Since coming to office, I have commissioned three reports on the housing market from Dr. Peter Bacon and Associates. Each of these reports contained evidence of strong investment demand for residential properties. The most recent report, The Housing Market in Ireland: an Economic Evaluation of Trends and Prospects, published in June 2000, referred to the buoyant demand for residential investment properties and also to evidence that investor activity was pricing first time purchasers out of the market, particularly at the lower price range.
The Government has responded positively to the findings of these reports in Action on House Prices, April 1998, Action on the Housing Market, March 1999 and earlier this year in Action on Housing. Government strategy, which is proving effective, is to increase housing supply to meet demand and to improve affordability, particularly for first time purchasers. In Action on Housing the Government adopted a number of measures, including changes to stamp duty, to ease the burden on first time buyers and owner-occupiers and to discourage speculative investment which was negatively impacting on the ability of first time buyers to enter the market. A temporary anti-speculative tax was also introduced for a period of three years to discourage short-term speculative investment by those seeking to make a quick capital gain, with exemptions for landlords who comply with specific regulatory requirements, indicating a commitment to the long-term availability of the accommodation for renting.
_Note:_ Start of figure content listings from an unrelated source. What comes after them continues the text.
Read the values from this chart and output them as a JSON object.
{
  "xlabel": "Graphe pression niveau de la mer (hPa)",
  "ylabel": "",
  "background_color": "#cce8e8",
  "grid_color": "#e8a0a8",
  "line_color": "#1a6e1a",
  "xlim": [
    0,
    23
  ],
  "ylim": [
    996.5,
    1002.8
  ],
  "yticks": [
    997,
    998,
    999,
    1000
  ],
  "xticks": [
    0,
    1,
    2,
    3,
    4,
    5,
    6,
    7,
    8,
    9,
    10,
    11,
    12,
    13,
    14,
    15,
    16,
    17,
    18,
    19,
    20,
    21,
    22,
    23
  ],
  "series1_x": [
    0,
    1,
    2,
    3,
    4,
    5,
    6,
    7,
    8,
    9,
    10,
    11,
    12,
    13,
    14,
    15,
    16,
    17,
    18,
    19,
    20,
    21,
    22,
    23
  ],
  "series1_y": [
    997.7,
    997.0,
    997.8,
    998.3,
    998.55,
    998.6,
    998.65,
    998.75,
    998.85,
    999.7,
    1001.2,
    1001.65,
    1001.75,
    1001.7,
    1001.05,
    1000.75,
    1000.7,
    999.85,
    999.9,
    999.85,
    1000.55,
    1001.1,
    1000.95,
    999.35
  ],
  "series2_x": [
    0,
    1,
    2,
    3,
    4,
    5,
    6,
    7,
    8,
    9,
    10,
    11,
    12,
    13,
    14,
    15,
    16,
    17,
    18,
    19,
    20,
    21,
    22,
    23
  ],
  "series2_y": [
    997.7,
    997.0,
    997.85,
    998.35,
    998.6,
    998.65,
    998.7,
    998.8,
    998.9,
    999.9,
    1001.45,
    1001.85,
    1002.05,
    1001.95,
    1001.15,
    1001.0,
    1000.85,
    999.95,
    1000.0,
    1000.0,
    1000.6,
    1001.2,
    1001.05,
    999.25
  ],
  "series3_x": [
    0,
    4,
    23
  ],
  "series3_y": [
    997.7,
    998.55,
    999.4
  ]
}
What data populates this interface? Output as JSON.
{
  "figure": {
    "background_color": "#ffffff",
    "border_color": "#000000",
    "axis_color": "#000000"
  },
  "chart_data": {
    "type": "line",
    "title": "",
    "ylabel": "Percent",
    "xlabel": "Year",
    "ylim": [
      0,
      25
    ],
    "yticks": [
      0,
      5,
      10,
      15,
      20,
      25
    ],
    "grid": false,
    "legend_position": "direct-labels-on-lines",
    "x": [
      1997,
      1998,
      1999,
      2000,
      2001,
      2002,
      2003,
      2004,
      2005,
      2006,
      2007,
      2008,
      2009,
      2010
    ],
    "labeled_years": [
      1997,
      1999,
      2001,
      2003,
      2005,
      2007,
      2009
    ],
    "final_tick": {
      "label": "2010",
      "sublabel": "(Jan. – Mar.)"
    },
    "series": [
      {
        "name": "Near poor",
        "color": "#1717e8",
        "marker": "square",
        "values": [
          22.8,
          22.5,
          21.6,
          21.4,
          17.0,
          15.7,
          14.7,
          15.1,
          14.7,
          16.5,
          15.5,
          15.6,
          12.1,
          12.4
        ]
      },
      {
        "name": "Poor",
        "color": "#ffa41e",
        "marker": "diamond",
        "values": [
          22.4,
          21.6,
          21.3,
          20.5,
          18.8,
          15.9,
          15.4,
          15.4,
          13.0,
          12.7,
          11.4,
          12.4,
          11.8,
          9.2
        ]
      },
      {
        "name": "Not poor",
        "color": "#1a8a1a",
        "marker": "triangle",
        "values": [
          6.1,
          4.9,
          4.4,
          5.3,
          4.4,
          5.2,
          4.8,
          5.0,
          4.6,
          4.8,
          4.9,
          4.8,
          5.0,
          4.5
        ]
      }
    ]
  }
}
Recent evidence, indicates that first time buyers are gaining an increasing share of the new housing market, which may be attributed to reduced investor activity in response to the measures introduced in Action on Housing and to increases in housing output at the lower end of the market.
As regards the issue of higher rents for tenants following the Bacon reports, the Irish Auctioneers and Valuers Institute survey data for rents showed increases in Dublin of 24% in the period November 1997 to November 1998 and 15% in the period November 1998 to November 1999, the larger increase relating to a period during which the first Bacon report was produced and before the full effects of the Government's response would have been felt.